Penyerangan yang dilakukan secara terus-menerus itulah yang menyebabkan VOC kehabisan mesiu. Tetapi, VOC tak hilang akal. Meriam-meriam VOC diisi dengan tinja dan ditembakkan ke arah pasukan Mataram2. Serangan tinja itu membuat kalang-kabutnya pasukan Mataram. Mereka yang terkena tinja berlari dan menerjunkan diri ke sungai Ciliwung untuk membersihkan diri. Benda najis dan menjijikkan itu telah membuat semangat perang pasukan Mataram turun drastis. Sebagian besar dari pasukan Mataram memilih balik-kanan meninggalkan Beteng VOC.

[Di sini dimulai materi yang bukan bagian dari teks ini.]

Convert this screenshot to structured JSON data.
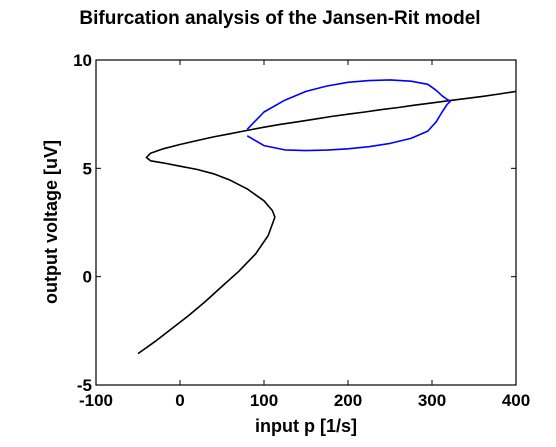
{
  "chart_data": {
    "type": "line",
    "title": "Bifurcation analysis of the Jansen-Rit model",
    "xlabel": "input p [1/s]",
    "ylabel": "output voltage [uV]",
    "xlim": [
      -100,
      400
    ],
    "ylim": [
      -5,
      10
    ],
    "xticks": [
      -100,
      0,
      100,
      200,
      300,
      400
    ],
    "yticks": [
      -5,
      0,
      5,
      10
    ],
    "grid": false,
    "legend": "none",
    "series": [
      {
        "color": "#000000",
        "x": [
          -50,
          -30,
          -10,
          10,
          30,
          50,
          70,
          90,
          105,
          113,
          110,
          100,
          80,
          60,
          40,
          20,
          0,
          -20,
          -35,
          -40,
          -35,
          -20,
          0,
          20,
          40,
          60,
          80,
          100,
          120,
          140,
          160,
          180,
          200,
          220,
          240,
          260,
          280,
          300,
          320,
          340,
          360,
          380,
          400
        ],
        "y": [
          -3.55,
          -3.0,
          -2.4,
          -1.8,
          -1.15,
          -0.45,
          0.25,
          1.05,
          1.9,
          2.75,
          3.05,
          3.5,
          4.05,
          4.45,
          4.75,
          4.95,
          5.1,
          5.25,
          5.35,
          5.5,
          5.7,
          5.9,
          6.1,
          6.28,
          6.45,
          6.6,
          6.75,
          6.9,
          7.03,
          7.15,
          7.27,
          7.39,
          7.5,
          7.6,
          7.71,
          7.81,
          7.92,
          8.02,
          8.12,
          8.22,
          8.32,
          8.43,
          8.55
        ]
      },
      {
        "color": "#0000ff",
        "x": [
          80,
          100,
          125,
          150,
          175,
          200,
          225,
          250,
          275,
          295,
          305,
          312,
          318,
          322
        ],
        "y": [
          6.8,
          7.6,
          8.15,
          8.55,
          8.8,
          8.97,
          9.05,
          9.08,
          9.02,
          8.88,
          8.6,
          8.35,
          8.18,
          8.1
        ]
      },
      {
        "color": "#0000ff",
        "x": [
          80,
          100,
          125,
          150,
          175,
          200,
          225,
          250,
          275,
          295,
          305,
          312,
          318,
          322
        ],
        "y": [
          6.5,
          6.05,
          5.85,
          5.82,
          5.84,
          5.9,
          6.0,
          6.15,
          6.38,
          6.72,
          7.15,
          7.6,
          7.95,
          8.1
        ]
      }
    ]
  }
}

Dari peristiwa inilah nama Betawi muncul. Pasukan Mataram yang terkena tinja berteriak: “mambet tai…. mambet tai…..mbet tai….mbetai….” (bau tahi), kemudian dalam percakapan sehari-hari lahir istilah mBetawi.

~oOo~

Para perantau datang ke Jakarta bukan untuk menyerang Beteng-nya, tapi mengadu nasibnya sendiri. Entah, apakah nasibnya nanti menang atawa malah menjadi pecundang. Pulang ke kampung halaman membawa bau wangi atawa bau tahi.

Catatan kaki:
1  Pada masa penyerangan Sultan Agung rumah-rumah di Batavia belum memiliki kamar mandi atawa kakus. Maka, tinja dibuang ke mana saja termasuk ke kanal/sungai. Pada tahun 1630 muncul aturan baru bahwa tidak boleh buang tinja sebelum pukul sembilan malam. Sementara, di Eropa baru mengenal WC da saluran pembuangan air baru  pada abad ke-19.
2 Soal penembakan dengan tinja terhadap pasukan Mataram, menurut Dr. De Graaf itu bukan hal tidak mungkin terjadi karena dalam laporan Valentijn, benteng pertahanan Maagdenburg hingga bertahun-tahun dalam abad 17 disebut Kota Tai.